La culture est partout
Quel projet culturel pour la Tunisie sous la deuxième République ? Quelles sont les valeurs à transmettre et par quels moyens?
Rappelons que parmi les défis de Bourguiba figure la réalisation du projet culturel sociétal moderniste. Il est arrivé à poser les jalons de ce projet grâce à un héritage culturel très riche, des réformateurs, des penseurs, des historiens, des religieux et des hommes politiques ainsi que des artistes.
Ce projet accuse aujourd’hui de nouveaux défis, avec la deuxième République. La démocratie, le droit à la différence, la liberté d’expression, l’égalité, le respect de la valeur humaine ne sont-ils pas des valeurs culturelles à inculquer?
Chedli Klibi, il y a 50 ans, entendait réaliser l’accès du plus grand nombre aux œuvres de l’esprit.par sa théorie du défi civilisationnel. C’est un combat primordial, entamé après l’indépendance mais toujours d’actualité aujourd’hui, tout est phénomène de culture. Comme le disait Anna Arendt, «un être cultivé, c’est un être capable de jugement.»
Dans le volet éducationnel
Quelles sont les valeurs que nous devons transmettre à nos enfants et par quels moyens?

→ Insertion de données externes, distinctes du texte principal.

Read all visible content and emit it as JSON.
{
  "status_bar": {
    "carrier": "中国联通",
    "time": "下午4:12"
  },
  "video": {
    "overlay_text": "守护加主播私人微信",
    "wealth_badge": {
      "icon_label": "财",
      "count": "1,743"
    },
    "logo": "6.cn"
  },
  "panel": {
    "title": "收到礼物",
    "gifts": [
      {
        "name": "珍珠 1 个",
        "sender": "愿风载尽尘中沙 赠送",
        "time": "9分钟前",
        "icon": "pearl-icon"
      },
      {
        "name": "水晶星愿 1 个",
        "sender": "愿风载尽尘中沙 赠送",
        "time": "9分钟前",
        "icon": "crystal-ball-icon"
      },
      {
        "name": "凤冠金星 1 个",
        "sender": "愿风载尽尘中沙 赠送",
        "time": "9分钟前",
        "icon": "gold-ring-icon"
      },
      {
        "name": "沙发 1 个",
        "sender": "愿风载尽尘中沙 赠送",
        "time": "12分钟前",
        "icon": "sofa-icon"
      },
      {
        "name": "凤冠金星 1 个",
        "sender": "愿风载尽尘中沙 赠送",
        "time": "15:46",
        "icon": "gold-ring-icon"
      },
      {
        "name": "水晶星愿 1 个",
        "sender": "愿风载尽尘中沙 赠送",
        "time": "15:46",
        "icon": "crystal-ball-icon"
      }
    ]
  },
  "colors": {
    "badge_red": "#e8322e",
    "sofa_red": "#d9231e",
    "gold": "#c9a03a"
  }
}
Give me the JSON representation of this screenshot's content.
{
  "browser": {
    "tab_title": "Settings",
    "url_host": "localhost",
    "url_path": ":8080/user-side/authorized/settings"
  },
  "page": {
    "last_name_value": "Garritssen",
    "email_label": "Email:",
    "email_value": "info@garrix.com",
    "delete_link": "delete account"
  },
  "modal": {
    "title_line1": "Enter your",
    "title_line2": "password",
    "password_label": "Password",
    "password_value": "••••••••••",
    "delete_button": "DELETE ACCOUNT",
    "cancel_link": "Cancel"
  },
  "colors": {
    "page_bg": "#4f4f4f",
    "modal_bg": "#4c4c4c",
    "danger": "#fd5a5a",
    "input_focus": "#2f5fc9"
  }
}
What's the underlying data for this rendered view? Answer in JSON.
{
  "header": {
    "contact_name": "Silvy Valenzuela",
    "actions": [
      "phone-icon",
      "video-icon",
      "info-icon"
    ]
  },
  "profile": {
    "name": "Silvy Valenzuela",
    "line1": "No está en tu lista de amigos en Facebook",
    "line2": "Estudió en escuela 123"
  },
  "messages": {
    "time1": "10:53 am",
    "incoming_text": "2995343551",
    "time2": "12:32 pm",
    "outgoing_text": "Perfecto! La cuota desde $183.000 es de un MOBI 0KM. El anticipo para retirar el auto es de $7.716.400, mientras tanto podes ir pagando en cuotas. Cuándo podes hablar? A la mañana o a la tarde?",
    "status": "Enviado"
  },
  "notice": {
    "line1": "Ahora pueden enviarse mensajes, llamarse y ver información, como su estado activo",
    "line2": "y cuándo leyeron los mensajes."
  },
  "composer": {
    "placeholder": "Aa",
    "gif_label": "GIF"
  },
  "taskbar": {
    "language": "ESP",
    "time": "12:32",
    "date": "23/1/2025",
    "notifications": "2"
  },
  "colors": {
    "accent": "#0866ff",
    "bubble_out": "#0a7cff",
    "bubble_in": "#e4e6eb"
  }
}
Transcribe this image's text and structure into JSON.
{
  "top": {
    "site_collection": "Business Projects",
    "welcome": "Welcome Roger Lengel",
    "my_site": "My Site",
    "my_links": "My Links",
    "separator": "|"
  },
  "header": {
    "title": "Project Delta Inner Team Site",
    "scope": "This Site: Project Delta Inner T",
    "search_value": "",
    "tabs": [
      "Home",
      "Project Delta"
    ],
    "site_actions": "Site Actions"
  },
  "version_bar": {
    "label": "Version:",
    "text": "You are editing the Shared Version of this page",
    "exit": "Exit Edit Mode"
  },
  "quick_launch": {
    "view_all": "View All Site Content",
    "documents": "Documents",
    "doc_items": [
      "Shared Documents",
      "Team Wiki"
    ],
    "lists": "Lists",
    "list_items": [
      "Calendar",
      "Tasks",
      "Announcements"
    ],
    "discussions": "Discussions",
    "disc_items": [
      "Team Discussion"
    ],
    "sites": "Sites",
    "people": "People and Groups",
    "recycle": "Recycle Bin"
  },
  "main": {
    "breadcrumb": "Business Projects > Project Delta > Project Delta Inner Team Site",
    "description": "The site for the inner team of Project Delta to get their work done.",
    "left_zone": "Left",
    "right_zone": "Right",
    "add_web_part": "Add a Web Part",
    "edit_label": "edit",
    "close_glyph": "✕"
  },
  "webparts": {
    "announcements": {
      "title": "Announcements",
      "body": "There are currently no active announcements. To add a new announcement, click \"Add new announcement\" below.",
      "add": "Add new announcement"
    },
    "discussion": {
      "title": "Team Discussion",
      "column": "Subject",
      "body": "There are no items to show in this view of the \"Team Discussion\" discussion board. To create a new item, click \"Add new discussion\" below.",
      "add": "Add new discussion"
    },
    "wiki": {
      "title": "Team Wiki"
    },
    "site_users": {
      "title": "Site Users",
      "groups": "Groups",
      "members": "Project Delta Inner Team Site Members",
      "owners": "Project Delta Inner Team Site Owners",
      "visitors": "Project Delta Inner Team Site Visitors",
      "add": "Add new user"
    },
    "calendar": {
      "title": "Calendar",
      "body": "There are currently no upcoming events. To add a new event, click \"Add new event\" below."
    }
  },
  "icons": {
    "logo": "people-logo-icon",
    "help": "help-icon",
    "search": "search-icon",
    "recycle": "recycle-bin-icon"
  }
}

L’objectif de toute éducation serait d’obtenir des esprits libres, c’est-à-dire capables d’innovation. A ce titre, la campagne entamée par le ministère de l’Education nationale de sensibilisation pour rénover les écoles devrait être suivie d’une campagne pour valoriser l’ouverture de l’école sur les nouvelles technologies, et toutes les formes de dialogue avec la société civile ainsi que l’ouverture à toutes les expressions artistiques, par des partenariats et des jumelages entre des écoles de la capitale et celles de l’intérieur du pays, et pourquoi pas au niveau international.
Le volet culturel et artistique
Les problématiques concernant le statut des festivals et des artistes, la promotion de leurs œuvres sont plus que jamais d’actualité
De nouvelles exigences sont aujourd’hui indispensables à réaliser:
- D’abord redéfinir la politique artistique (politique de formation de production artistique, d’animation culturelle et celle festivalière).
- Actualiser les dispositifs juridiques et administratifs de formation, de création, de production et de diffusion à mettre en place pour permettre aux musiciens, chanteurs et compositeurs, cinéastes, hommes de théâtre, danseurs tunisiens… de développer leurs carrières au niveau national et international.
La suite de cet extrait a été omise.